The Kraft Product Ideation Center is a concept that would bring Kraft Kitchen Labs directly to the people. Experiences could include cooking lessons, cooking experimentation, Q&A sessions, fun collaboration, sampling and many others. Imagine a kiosk in your local mall or market with professional guides, cooks and experts.

It would provide a unique opportunity for real customers to engage with typically closed-door activities. The results would be fantastic with a vast array of potential benefits. Here are a few meaningful experiential virtues of the concept:

  • Tasting and testing – now who doesn’t love samples? They are especially tasty when you make them yourself!
  • Community outreach – a physical installation like this humanizes the large brand, provides more accessible representations of itself and establishes a friendly presence within the community.
  • Research tool – as a critical driver of innovation, research can be accumulated from the consumers upward.
  • Marketing tool for new products – live demonstrations of recipes in action can inspire purchases and meal concepts that could potentially find permanent homes in the menus of local families.
  • Collaborative problem solving – Kraft becomes the facilitator of communal cooking experiences.
  • Expert experience & advice – this type of engagement can help reinforce Kraft’s expertise in the kitchen, perhaps providing a new dimension of appreciation for the brand.

Good innovations often appear obvious in hindsight.

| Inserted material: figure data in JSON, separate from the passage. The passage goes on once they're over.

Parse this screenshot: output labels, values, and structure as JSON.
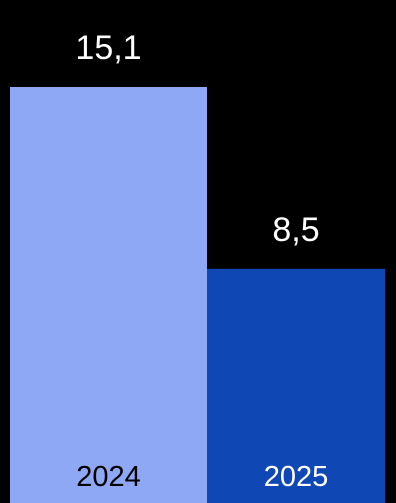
{
  "chart_data": {
    "type": "bar",
    "categories": [
      "2024",
      "2025"
    ],
    "values": [
      15.1,
      8.5
    ],
    "value_labels": [
      "15,1",
      "8,5"
    ],
    "colors": [
      "#8fa8f5",
      "#0f48b4"
    ],
    "category_label_colors": [
      "#000000",
      "#ffffff"
    ],
    "value_label_color": "#ffffff",
    "background": "#000000",
    "ylim": [
      0,
      15.1
    ],
    "grid": false,
    "legend": "none"
  }
}
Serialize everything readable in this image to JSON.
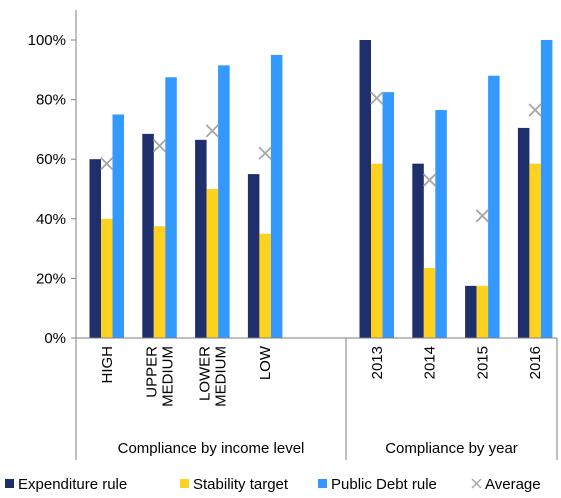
{
  "chart_data": {
    "type": "bar",
    "title": "",
    "xlabel": "",
    "ylabel": "",
    "ylim": [
      0,
      1
    ],
    "yticks": [
      "0%",
      "20%",
      "40%",
      "60%",
      "80%",
      "100%"
    ],
    "grid": false,
    "legend_position": "bottom",
    "groups": [
      {
        "label": "Compliance by income level",
        "categories": [
          "HIGH",
          "UPPER MEDIUM",
          "LOWER MEDIUM",
          "LOW"
        ]
      },
      {
        "label": "Compliance by year",
        "categories": [
          "2013",
          "2014",
          "2015",
          "2016"
        ]
      }
    ],
    "categories": [
      "HIGH",
      "UPPER MEDIUM",
      "LOWER MEDIUM",
      "LOW",
      "2013",
      "2014",
      "2015",
      "2016"
    ],
    "series": [
      {
        "name": "Expenditure rule",
        "color": "#1f2f6b",
        "marker": "bar",
        "values": [
          0.6,
          0.685,
          0.665,
          0.55,
          1.0,
          0.585,
          0.175,
          0.705
        ]
      },
      {
        "name": "Stability target",
        "color": "#ffd21f",
        "marker": "bar",
        "values": [
          0.4,
          0.375,
          0.5,
          0.35,
          0.585,
          0.235,
          0.175,
          0.585
        ]
      },
      {
        "name": "Public Debt rule",
        "color": "#3399ff",
        "marker": "bar",
        "values": [
          0.75,
          0.875,
          0.915,
          0.95,
          0.825,
          0.765,
          0.88,
          1.0
        ]
      },
      {
        "name": "Average",
        "color": "#a6a6a6",
        "marker": "x",
        "values": [
          0.585,
          0.645,
          0.695,
          0.62,
          0.805,
          0.53,
          0.41,
          0.765
        ]
      }
    ]
  }
}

In many ways, these Kraft Ideation Centers seem so palpable that it’s amazing they don’t already exist. It is important that we stretch beyond conventional systems of thought – especially when addressing classic brands like Kraft – when operating in the world of idea exploration.

Kraft is not famous for its service offerings, but rather for its products. Perhaps innovation in service design can help fuel inventive product design. Opening the conversation in physical spaces may produce valuable results that are driven by many factors that were only hinted at above.

What are your thoughts this type of  model?